Daniel J. Losen, the director of the Center for Civil Rights Remedies, said the report should not be used to generalize about all charter school discipline, because there were also schools that did not suspend students at high rates. “There are other ways to address school discipline that hold kids accountable,” he said.

Advocates for the disabled were particularly concerned about the higher rates of suspension at charters, given that charter schools enroll a lower proportion of students with disabilities than traditional public schools.

Suspensions can have a devastating impact on students. Previous research has found that suspensions contribute to the school-to-prison pipeline, which pushes students out of school and makes them more likely to end up in the criminal justice system.
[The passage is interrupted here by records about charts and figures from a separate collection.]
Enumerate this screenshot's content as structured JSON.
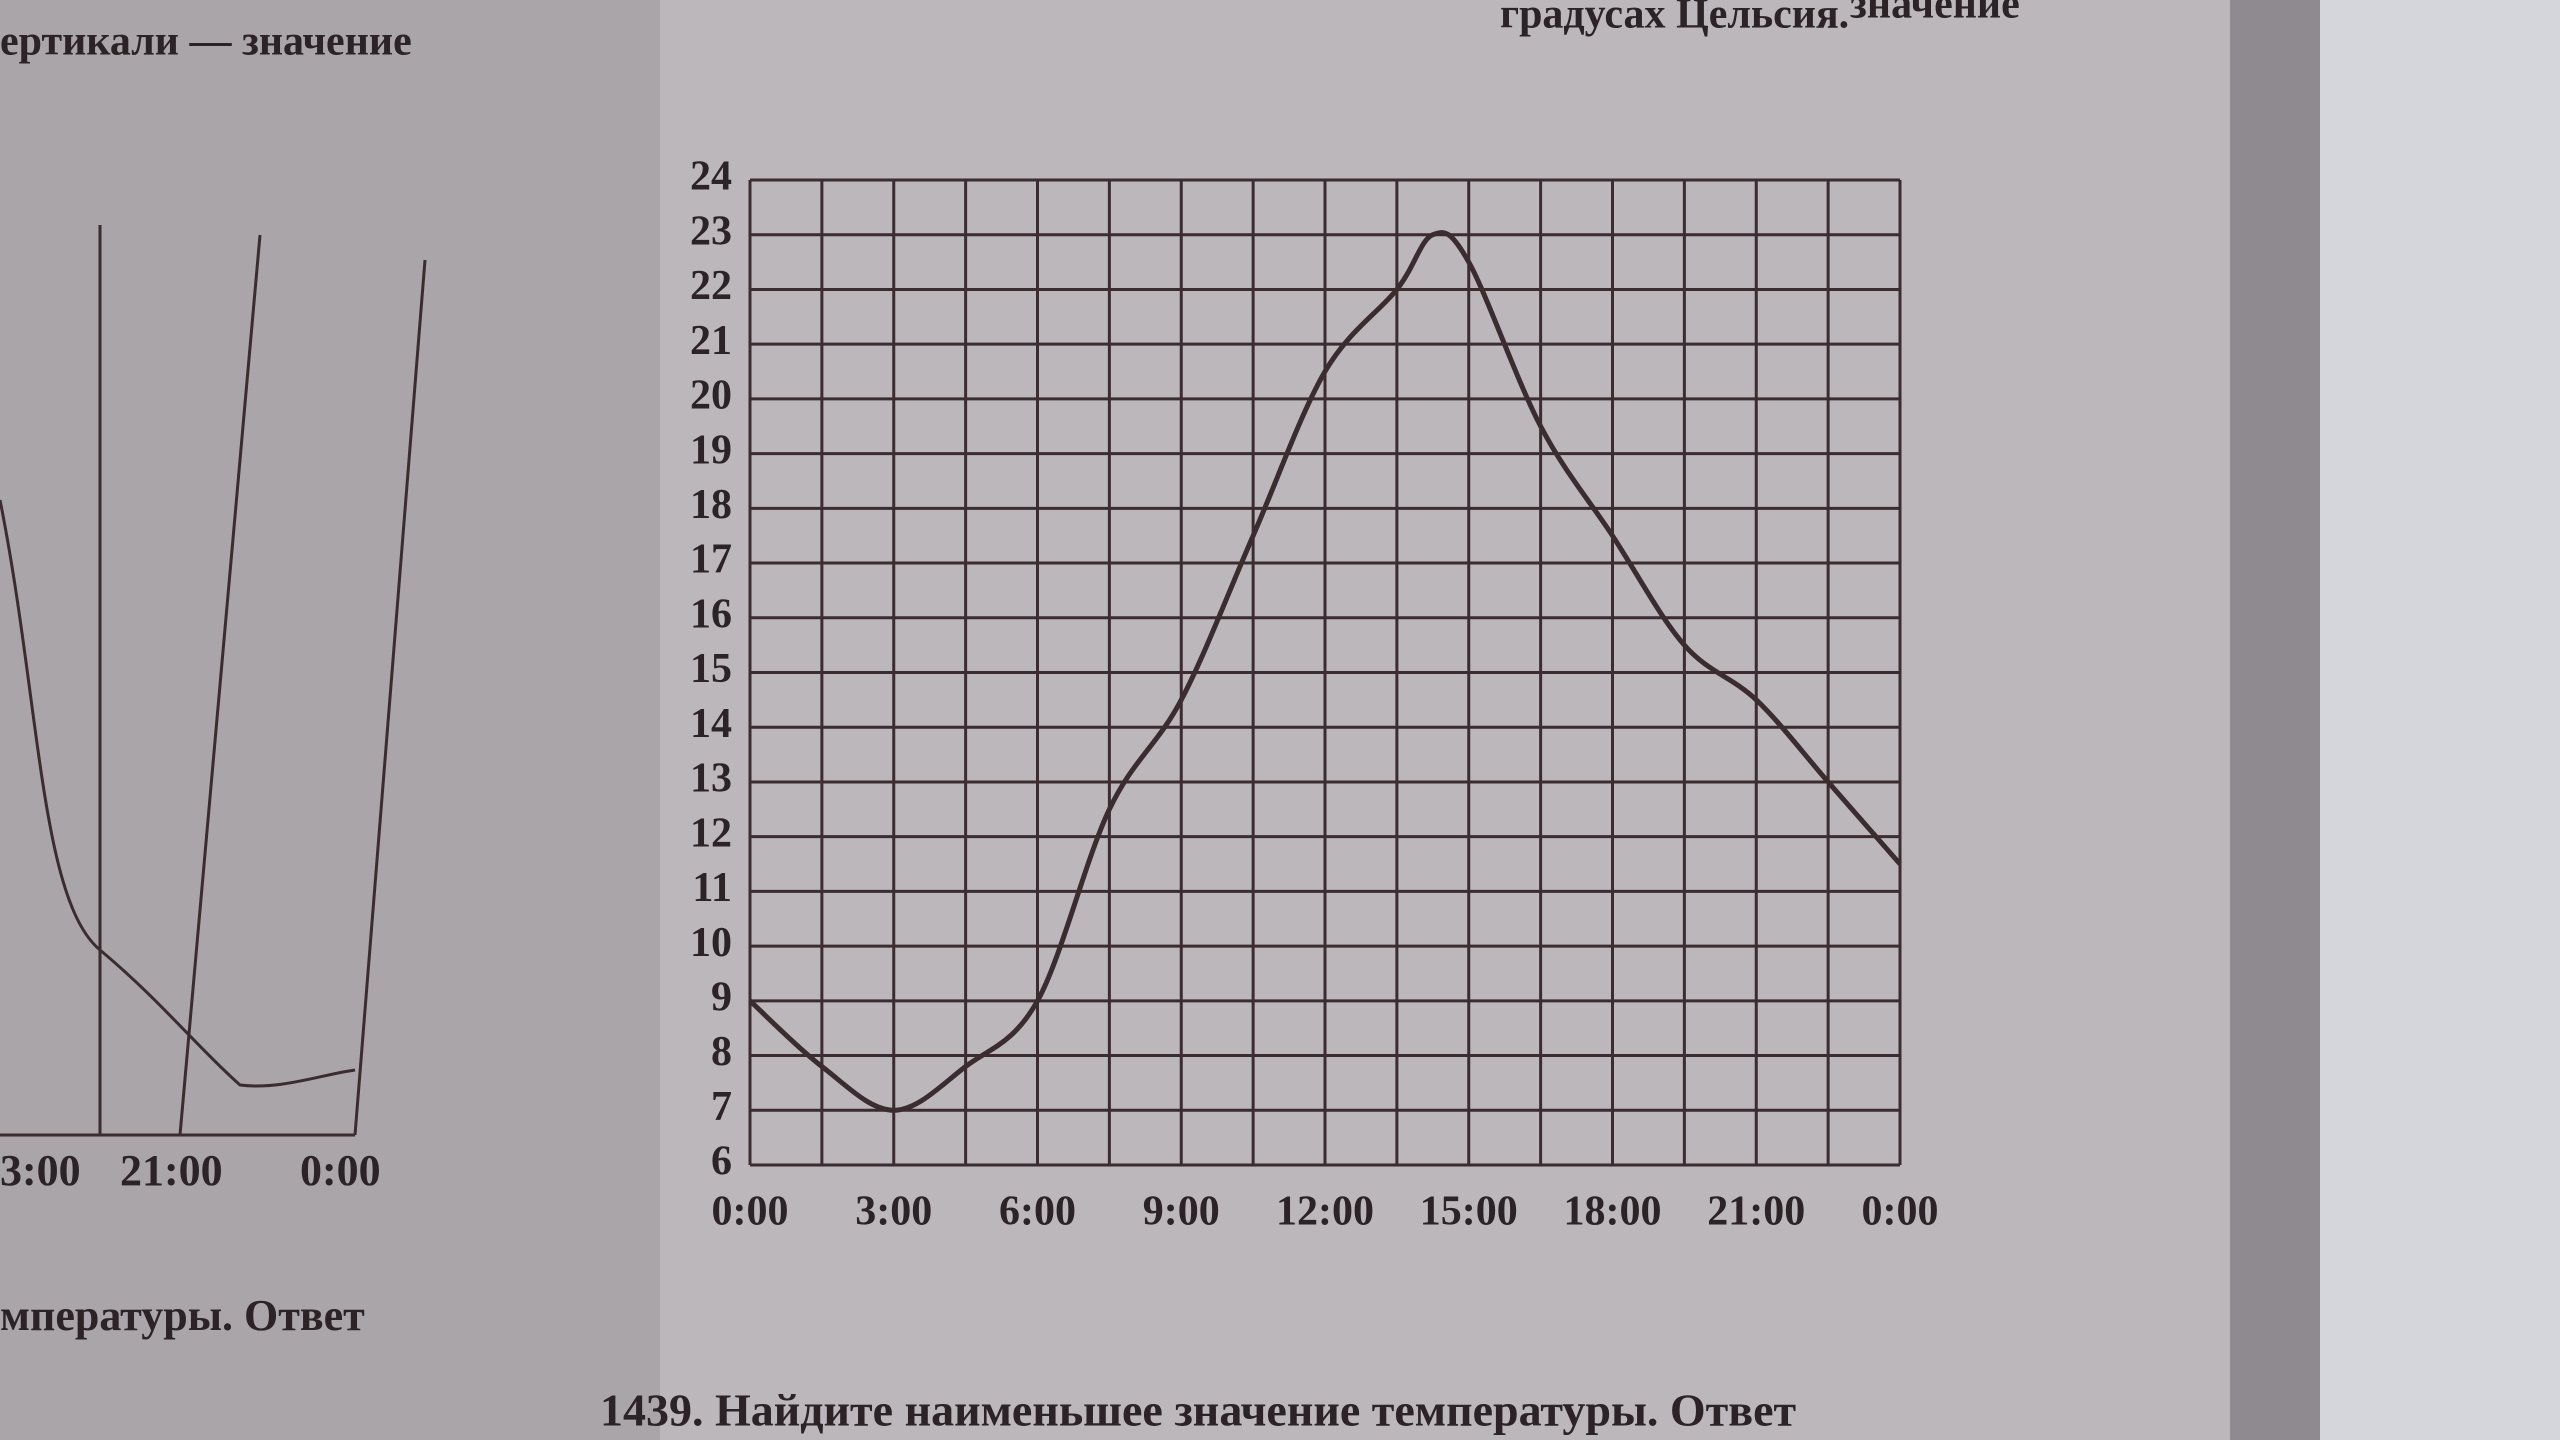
{
  "chart_data": {
    "type": "line",
    "x": [
      0,
      1.5,
      3,
      4.5,
      6,
      7.5,
      9,
      10.5,
      12,
      13.5,
      14.25,
      15,
      16.5,
      18,
      19.5,
      21,
      22.5,
      24
    ],
    "series": [
      {
        "color": "#3b2c30",
        "values": [
          9,
          7.8,
          7,
          7.8,
          9,
          12.5,
          14.5,
          17.5,
          20.5,
          22,
          23,
          22.5,
          19.5,
          17.5,
          15.5,
          14.5,
          13,
          11.5
        ]
      }
    ],
    "xlim": [
      0,
      24
    ],
    "xticks": [
      {
        "value": 0,
        "label": "0:00"
      },
      {
        "value": 3,
        "label": "3:00"
      },
      {
        "value": 6,
        "label": "6:00"
      },
      {
        "value": 9,
        "label": "9:00"
      },
      {
        "value": 12,
        "label": "12:00"
      },
      {
        "value": 15,
        "label": "15:00"
      },
      {
        "value": 18,
        "label": "18:00"
      },
      {
        "value": 21,
        "label": "21:00"
      },
      {
        "value": 24,
        "label": "0:00"
      }
    ],
    "xgrid": [
      0,
      1.5,
      3,
      4.5,
      6,
      7.5,
      9,
      10.5,
      12,
      13.5,
      15,
      16.5,
      18,
      19.5,
      21,
      22.5,
      24
    ],
    "ylim": [
      6,
      24
    ],
    "yticks": [
      6,
      7,
      8,
      9,
      10,
      11,
      12,
      13,
      14,
      15,
      16,
      17,
      18,
      19,
      20,
      21,
      22,
      23,
      24
    ],
    "grid": true,
    "annotations": [
      "1439. Найдите наименьшее значение температуры. Ответ",
      "мпературы.   Ответ",
      "ертикали — значение",
      "градусах Цельсия.",
      "значение",
      "3:00",
      "21:00",
      "0:00"
    ]
  }
}
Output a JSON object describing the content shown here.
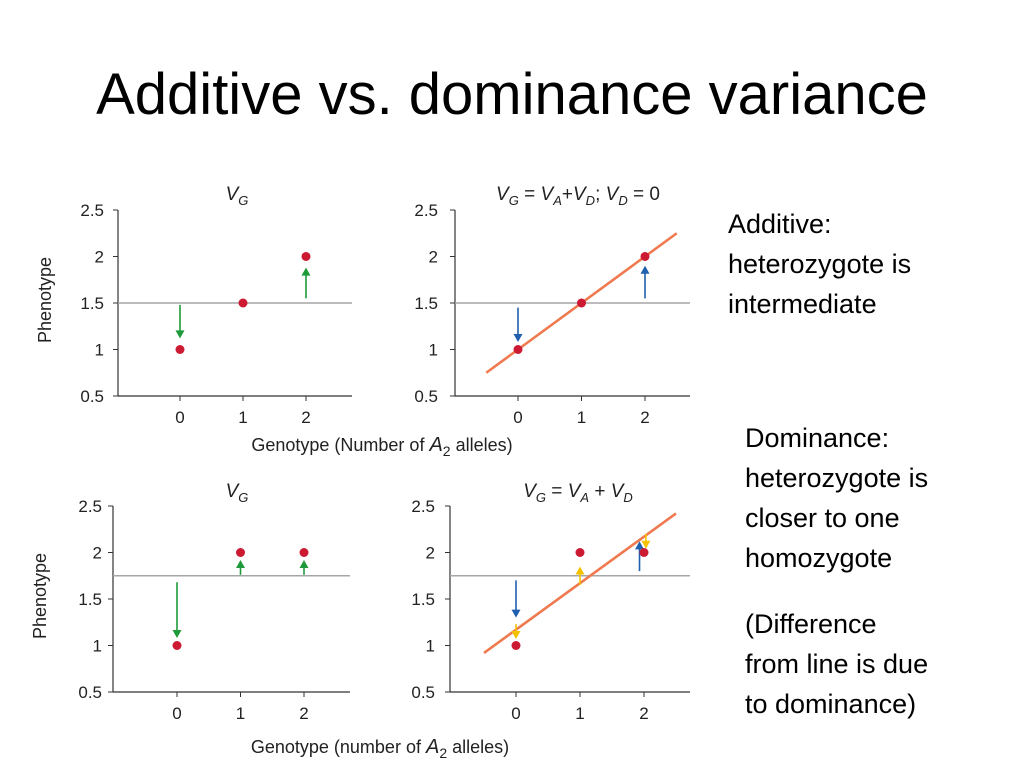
{
  "slide": {
    "title": "Additive vs. dominance variance"
  },
  "notes": {
    "additive": [
      "Additive:",
      "heterozygote is",
      "intermediate"
    ],
    "dominance": [
      "Dominance:",
      "heterozygote is",
      "closer to one",
      "homozygote"
    ],
    "difference": [
      "(Difference",
      "from line is due",
      "to dominance)"
    ]
  },
  "colors": {
    "point": "#cc1a33",
    "mean_line": "#a6a6a6",
    "regression_line": "#f07a4f",
    "arrow_green": "#1e9a3a",
    "arrow_blue": "#1f5fae",
    "arrow_yellow": "#f2c200",
    "axis": "#333333"
  },
  "chart_data": [
    {
      "id": "top-left",
      "type": "scatter",
      "title_main": "V",
      "title_sub": "G",
      "ylabel": "Phenotype",
      "x": [
        0,
        1,
        2
      ],
      "y": [
        1,
        1.5,
        2
      ],
      "xticks": [
        "0",
        "1",
        "2"
      ],
      "yticks": [
        "0.5",
        "1",
        "1.5",
        "2",
        "2.5"
      ],
      "ylim": [
        0.5,
        2.5
      ],
      "xlim": [
        -0.95,
        2.7
      ],
      "mean": 1.5,
      "regression": null,
      "arrows": [
        {
          "x": 0,
          "from": 1.48,
          "to": 1.12,
          "color": "green"
        },
        {
          "x": 2,
          "from": 1.55,
          "to": 1.88,
          "color": "green"
        }
      ]
    },
    {
      "id": "top-right",
      "type": "line",
      "title": "V_G = V_A+V_D; V_D = 0",
      "x": [
        0,
        1,
        2
      ],
      "y": [
        1,
        1.5,
        2
      ],
      "xticks": [
        "0",
        "1",
        "2"
      ],
      "yticks": [
        "0.5",
        "1",
        "1.5",
        "2",
        "2.5"
      ],
      "ylim": [
        0.5,
        2.5
      ],
      "xlim": [
        -1,
        2.7
      ],
      "mean": 1.5,
      "regression": {
        "intercept": 1.0,
        "slope": 0.5,
        "from": -0.5,
        "to": 2.5
      },
      "arrows": [
        {
          "x": 0,
          "from": 1.45,
          "to": 1.08,
          "color": "blue"
        },
        {
          "x": 2,
          "from": 1.55,
          "to": 1.9,
          "color": "blue"
        }
      ]
    },
    {
      "id": "bottom-left",
      "type": "scatter",
      "title_main": "V",
      "title_sub": "G",
      "ylabel": "Phenotype",
      "x": [
        0,
        1,
        2
      ],
      "y": [
        1,
        2,
        2
      ],
      "xticks": [
        "0",
        "1",
        "2"
      ],
      "yticks": [
        "0.5",
        "1",
        "1.5",
        "2",
        "2.5"
      ],
      "ylim": [
        0.5,
        2.5
      ],
      "xlim": [
        -0.95,
        2.7
      ],
      "mean": 1.75,
      "regression": null,
      "arrows": [
        {
          "x": 0,
          "from": 1.68,
          "to": 1.08,
          "color": "green"
        },
        {
          "x": 1,
          "from": 1.76,
          "to": 1.92,
          "color": "green"
        },
        {
          "x": 2,
          "from": 1.76,
          "to": 1.92,
          "color": "green"
        }
      ]
    },
    {
      "id": "bottom-right",
      "type": "line",
      "title": "V_G = V_A + V_D",
      "x": [
        0,
        1,
        2
      ],
      "y": [
        1,
        2,
        2
      ],
      "xticks": [
        "0",
        "1",
        "2"
      ],
      "yticks": [
        "0.5",
        "1",
        "1.5",
        "2",
        "2.5"
      ],
      "ylim": [
        0.5,
        2.5
      ],
      "xlim": [
        -1,
        2.7
      ],
      "mean": 1.75,
      "regression": {
        "intercept": 1.17,
        "slope": 0.5,
        "from": -0.5,
        "to": 2.5
      },
      "arrows": [
        {
          "x": 0,
          "from": 1.7,
          "to": 1.3,
          "color": "blue"
        },
        {
          "x": 0,
          "from": 1.23,
          "to": 1.07,
          "color": "yellow"
        },
        {
          "x": 1,
          "from": 1.65,
          "to": 1.85,
          "color": "yellow"
        },
        {
          "x": 1.93,
          "from": 1.8,
          "to": 2.12,
          "color": "blue"
        },
        {
          "x": 2.03,
          "from": 2.2,
          "to": 2.04,
          "color": "yellow"
        }
      ]
    }
  ],
  "shared_xlabels": {
    "top": {
      "prefix": "Genotype (Number of",
      "var": "A",
      "sub": "2",
      "suffix": "alleles)"
    },
    "bottom": {
      "prefix": "Genotype (number of",
      "var": "A",
      "sub": "2",
      "suffix": "alleles)"
    }
  }
}
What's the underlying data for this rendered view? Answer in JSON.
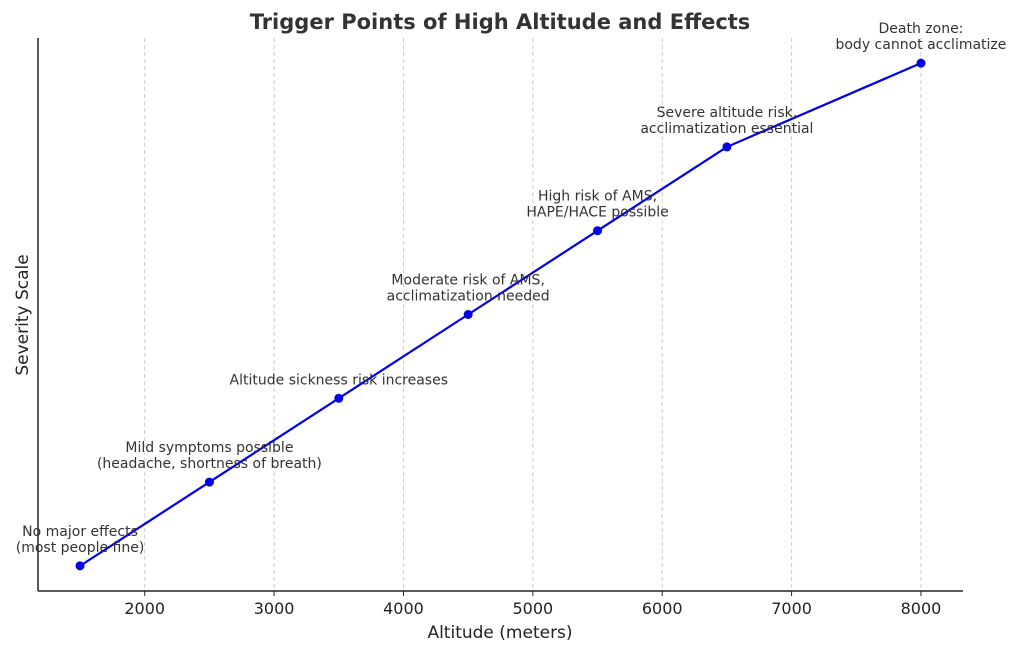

Students who get suspended from school are more likely to drop out of high school later on. 

As states around the country gear up to implemented the Every Student Succeeds Act, the major federal law replacing the George W. Bush-era No Child Left Behind Act, Losen called on states to pay attention to these numbers. Under the new law, states are required to lower the number of schools overusing harsh discipline. Charter schools are also beholden to these requirements, unless a state specifically passes a law exempting them.”